According to a Jewish Chronicle Online (JC) commentary by Dan Goldberg on the 2008 New Zealand General Election, the prospect of John Key becoming New Zealand’s Prime Minister “may also end a period of dire diplomatic relations between Wellington and Jerusalem.” The JC said that what it called “the worst chapter in diplomatic relations between the two countries” had been “sparked in 2003 when Foreign Minister Phil Goff incensed Israeli officials by visiting Yasser Arafat in Ramallah at the height of the intifada.” Goldberg wrote that, “If Mr Key leads the National Party to victory over the Labour Party on November 8, it will draw to a close the worst chapter in diplomatic relations between the two countries.”
Goldberg also seemed outraged by Helen Clark (at present standing for election as UN Secretary General) because she had, as he termed it, “issued a blistering attack on Jerusalem and suspended high-level relations for over a year until Israel apologised” over the case of two Mossad agents who had been caught trying to illegally obtain a New Zealand passport. Of course, Helen Clark had made the unacceptable mistake of calling Israel to account, bearing in mind that Mossad is an Israeli Government agency. Clark stated firmly that “the breach of New Zealand laws and sovereignty by agents of the Israeli government has seriously strained our relationship with Israel.” She said “this type of behaviour is unacceptable internationally by any country. It is a sorry indictment of Israel that it has again taken such actions against a country with which it has friendly relations”. In Court, the Israeli agents had gone to great lengths to conceal their identities: one of them wore a balaclava and covered his face throughout the two-hour hearing, while the other had changed his hair colour and complexion since an earlier court appearance.
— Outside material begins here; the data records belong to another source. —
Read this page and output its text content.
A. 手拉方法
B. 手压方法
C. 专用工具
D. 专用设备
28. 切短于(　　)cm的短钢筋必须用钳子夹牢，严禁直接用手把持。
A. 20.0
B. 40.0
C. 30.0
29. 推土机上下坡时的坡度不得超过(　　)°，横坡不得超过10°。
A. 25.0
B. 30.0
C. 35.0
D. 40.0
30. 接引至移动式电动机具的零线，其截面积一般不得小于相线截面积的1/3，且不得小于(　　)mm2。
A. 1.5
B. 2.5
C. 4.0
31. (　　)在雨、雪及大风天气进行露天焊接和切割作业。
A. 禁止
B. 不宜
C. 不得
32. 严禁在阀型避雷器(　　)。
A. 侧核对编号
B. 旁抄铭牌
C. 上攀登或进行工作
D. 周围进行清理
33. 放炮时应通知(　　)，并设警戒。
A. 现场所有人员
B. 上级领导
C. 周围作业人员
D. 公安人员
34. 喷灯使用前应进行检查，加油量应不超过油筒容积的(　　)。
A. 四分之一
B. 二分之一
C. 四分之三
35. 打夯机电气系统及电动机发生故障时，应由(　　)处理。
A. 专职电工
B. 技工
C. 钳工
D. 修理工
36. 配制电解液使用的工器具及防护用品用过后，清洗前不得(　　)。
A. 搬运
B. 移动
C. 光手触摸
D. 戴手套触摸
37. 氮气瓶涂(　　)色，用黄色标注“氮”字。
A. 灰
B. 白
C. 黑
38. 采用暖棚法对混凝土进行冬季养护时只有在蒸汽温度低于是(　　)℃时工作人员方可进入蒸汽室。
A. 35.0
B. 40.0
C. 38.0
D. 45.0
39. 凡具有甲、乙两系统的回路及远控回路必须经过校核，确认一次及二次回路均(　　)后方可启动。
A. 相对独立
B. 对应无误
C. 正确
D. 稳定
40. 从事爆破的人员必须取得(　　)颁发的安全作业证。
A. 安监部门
Instead of deploring the conduct of its agents, Silvan Shalom, the Israeli Foreign Minister at the time, could only say that Israel was disappointed with New Zealand’s reaction and, in a response that was reminiscent of the ‘negotiations’ device for enabling the continuation of land-grabs and settlement-building in Palestine, added: “But we believe that if we will work one with each other as we used to work in the past, we will overcome the last difficulty”. In effect – a diplomatic telling off. Goldberg quoted remarks by Nathan Lawrence of the Zionist Federation of New Zealand saying: “The current Labour Party has within its leadership several people that are ideologically fixated on certain positions, some of which mean an automatic disdain of Israel’s policies”.
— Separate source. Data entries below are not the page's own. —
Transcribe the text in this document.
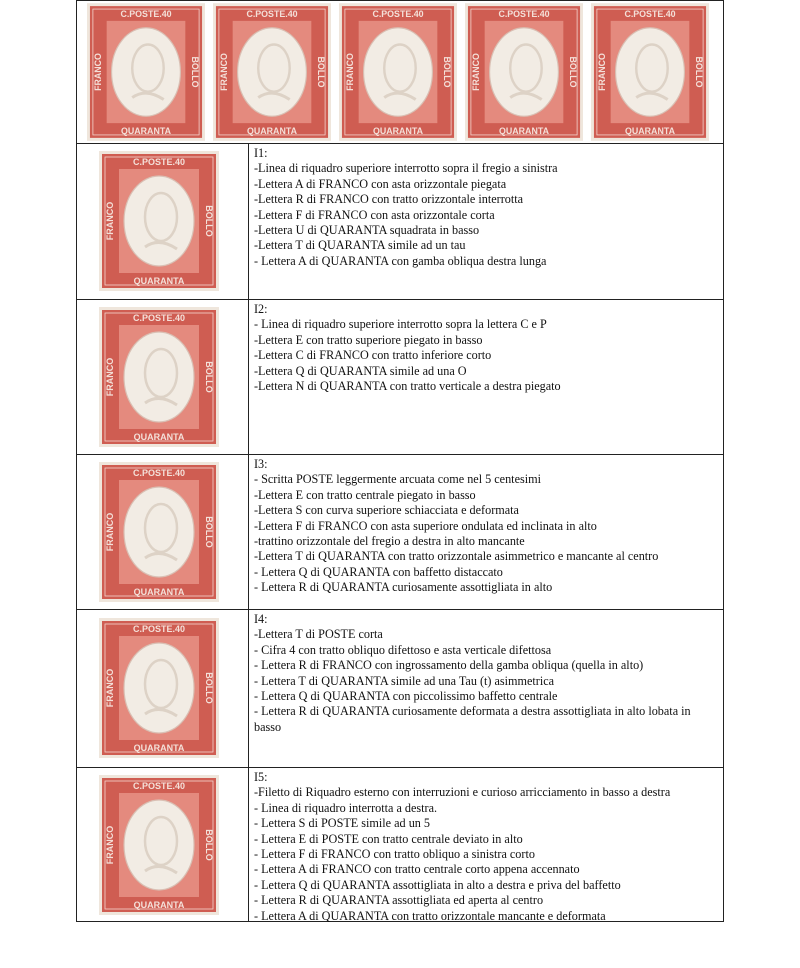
C.POSTE.40
QUARANTA
FRANCO	BOLLO
C.POSTE.40
QUARANTA
FRANCO	BOLLO
C.POSTE.40
QUARANTA
FRANCO	BOLLO
C.POSTE.40
QUARANTA
FRANCO	BOLLO
C.POSTE.40
QUARANTA
FRANCO	BOLLO
C.POSTE.40
QUARANTA
FRANCO	BOLLO
I1:
-Linea di riquadro superiore interrotto sopra il fregio a sinistra
-Lettera A di FRANCO con asta orizzontale piegata
-Lettera R di FRANCO con tratto orizzontale interrotta
-Lettera F di FRANCO con asta orizzontale corta
-Lettera U di QUARANTA squadrata in basso
-Lettera T di QUARANTA simile ad un tau
- Lettera A di QUARANTA con gamba obliqua destra lunga
C.POSTE.40
QUARANTA
FRANCO	BOLLO
I2:
- Linea di riquadro superiore interrotto sopra la lettera C e P
-Lettera E con tratto superiore piegato in basso
-Lettera C di FRANCO con tratto inferiore corto
-Lettera Q di QUARANTA simile ad una O
-Lettera N di QUARANTA con tratto verticale a destra piegato
C.POSTE.40
QUARANTA
FRANCO	BOLLO
I3:
- Scritta POSTE leggermente arcuata come nel 5 centesimi
-Lettera E con tratto centrale piegato in basso
-Lettera S con curva superiore schiacciata e deformata
-Lettera F di FRANCO con asta superiore ondulata ed inclinata in alto
-trattino orizzontale del fregio a destra in alto mancante
-Lettera T di QUARANTA con tratto orizzontale asimmetrico e mancante al centro
- Lettera Q di QUARANTA con baffetto distaccato
- Lettera R di QUARANTA curiosamente assottigliata in alto
C.POSTE.40
QUARANTA
FRANCO	BOLLO
I4:
-Lettera T di POSTE corta
- Cifra 4 con tratto obliquo difettoso e asta verticale difettosa
- Lettera R di FRANCO con ingrossamento della gamba obliqua (quella in alto)
- Lettera T di QUARANTA simile ad una Tau (t) asimmetrica
- Lettera Q di QUARANTA con piccolissimo baffetto centrale
- Lettera R di QUARANTA curiosamente deformata a destra assottigliata in alto lobata in basso
C.POSTE.40
QUARANTA
FRANCO	BOLLO
I5:
-Filetto di Riquadro esterno con interruzioni e curioso arricciamento in basso a destra
- Linea di riquadro interrotta a destra.
- Lettera S di POSTE simile ad un 5
- Lettera E di POSTE con tratto centrale deviato in alto
- Lettera F di FRANCO con tratto obliquo a sinistra corto
- Lettera A di FRANCO con tratto centrale corto appena accennato
- Lettera Q di QUARANTA assottigliata in alto a destra e priva del baffetto
- Lettera R di QUARANTA assottigliata ed aperta al centro
- Lettera A di QUARANTA con tratto orizzontale mancante e deformata
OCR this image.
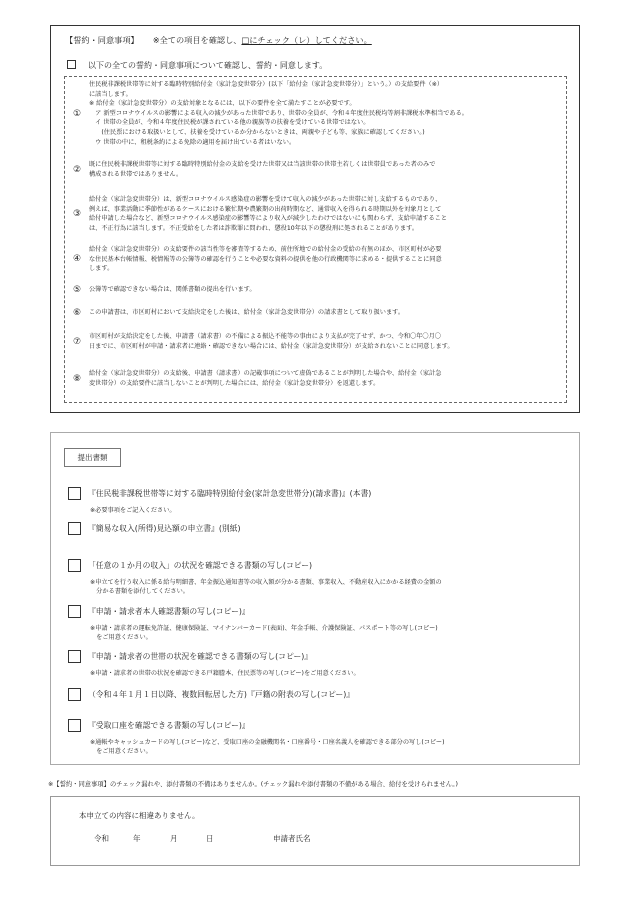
【誓約・同意事項】 ※全ての項目を確認し、□にチェック（レ）してください。
以下の全ての誓約・同意事項について確認し、誓約・同意します。
①
住民税非課税世帯等に対する臨時特別給付金（家計急変世帯分）(以下「給付金（家計急変世帯分）」という。）の支給要件（※）
に該当します。
※ 給付金（家計急変世帯分）の支給対象となるには、以下の要件を全て満たすことが必要です。
　ア 新型コロナウイルスの影響による収入の減少があった世帯であり、世帯の全員が、令和４年度住民税均等割非課税水準相当である。
　イ 世帯の全員が、令和４年度住民税が課されている他の親族等の扶養を受けている世帯ではない。
　　(住民票における取扱いとして、扶養を受けているか分からないときは、両親や子ども等、家族に確認してください。)
　ウ 世帯の中に、租税条約による免除の適用を届け出ている者はいない。
②
既に住民税非課税世帯等に対する臨時特別給付金の支給を受けた世帯又は当該世帯の世帯主若しくは世帯員であった者のみで
構成される世帯ではありません。
③
給付金（家計急変世帯分）は、新型コロナウイルス感染症の影響を受けて収入の減少があった世帯に対し支給するものであり、
例えば、事業活動に季節性があるケースにおける繁忙期や農繁期の出荷時期など、通常収入を得られる時期以外を対象月として
給付申請した場合など、新型コロナウイルス感染症の影響等により収入が減少したわけではないにも関わらず、支給申請すること
は、不正行為に該当します。不正受給をした者は詐欺罪に問われ、懲役10年以下の懲役刑に処されることがあります。
④
給付金（家計急変世帯分）の支給要件の該当性等を審査等するため、前住所地での給付金の受給の有無のほか、市区町村が必要
な住民基本台帳情報、税情報等の公簿等の確認を行うことや必要な資料の提供を他の行政機関等に求める・提供することに同意
します。
⑤	公簿等で確認できない場合は、関係書類の提出を行います。
⑥	この申請書は、市区町村において支給決定をした後は、給付金（家計急変世帯分）の請求書として取り扱います。
⑦
市区町村が支給決定をした後、申請書（請求書）の不備による振込不能等の事由により支払が完了せず、かつ、令和〇年〇月〇
日までに、市区町村が申請・請求者に連絡・確認できない場合には、給付金（家計急変世帯分）が支給されないことに同意します。
⑧
給付金（家計急変世帯分）の支給後、申請書（請求書）の記載事項について虚偽であることが判明した場合や、給付金（家計急
変世帯分）の支給要件に該当しないことが判明した場合には、給付金（家計急変世帯分）を返還します。
提出書類
『住民税非課税世帯等に対する臨時特別給付金(家計急変世帯分)(請求書)』(本書)
※必要事項をご記入ください。
『簡易な収入(所得)見込額の申立書』(別紙)
「任意の１か月の収入」の状況を確認できる書類の写し(コピー)
※申立てを行う収入に係る給与明細書、年金振込通知書等の収入額が分かる書類、事業収入、不動産収入にかかる経費の金額の
　分かる書類を添付してください。
『申請・請求者本人確認書類の写し(コピー)』
※申請・請求者の運転免許証、健康保険証、マイナンバーカード(表面)、年金手帳、介護保険証、パスポート等の写し(コピー)
　をご用意ください。
『申請・請求者の世帯の状況を確認できる書類の写し(コピー)』
※申請・請求者の世帯の状況を確認できる戸籍謄本、住民票等の写し(コピー)をご用意ください。
（令和４年１月１日以降、複数回転居した方)『戸籍の附表の写し(コピー)』
『受取口座を確認できる書類の写し(コピー)』
※通帳やキャッシュカードの写し(コピー)など、受取口座の金融機関名・口座番号・口座名義人を確認できる部分の写し(コピー)
　をご用意ください。
※【誓約・同意事項】のチェック漏れや、添付書類の不備はありませんか。(チェック漏れや添付書類の不備がある場合、給付を受けられません。)
本申立ての内容に相違ありません。
令和	年	月	日	申請者氏名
Ideologically fixated? The Palestinian people, waiting in line at the Zionist regime’s checkpoints and standing beside the rubble of their demolished homes, face ideological fixation every day of their lives. Lawrence expected that, under Key’s leadership, “There is likely to be greater balance. This will have little to do with Key’s Jewish background, but more so the greater open-mindedness of the centre-right parties to the realities of the world”. Of course, what he really meant was open-mindedness to Zionism and acceptance of the demand that Israel should never be called to account. Under John Key’s premiership it would seem that New Zealand is living up to Goldberg’s expectations.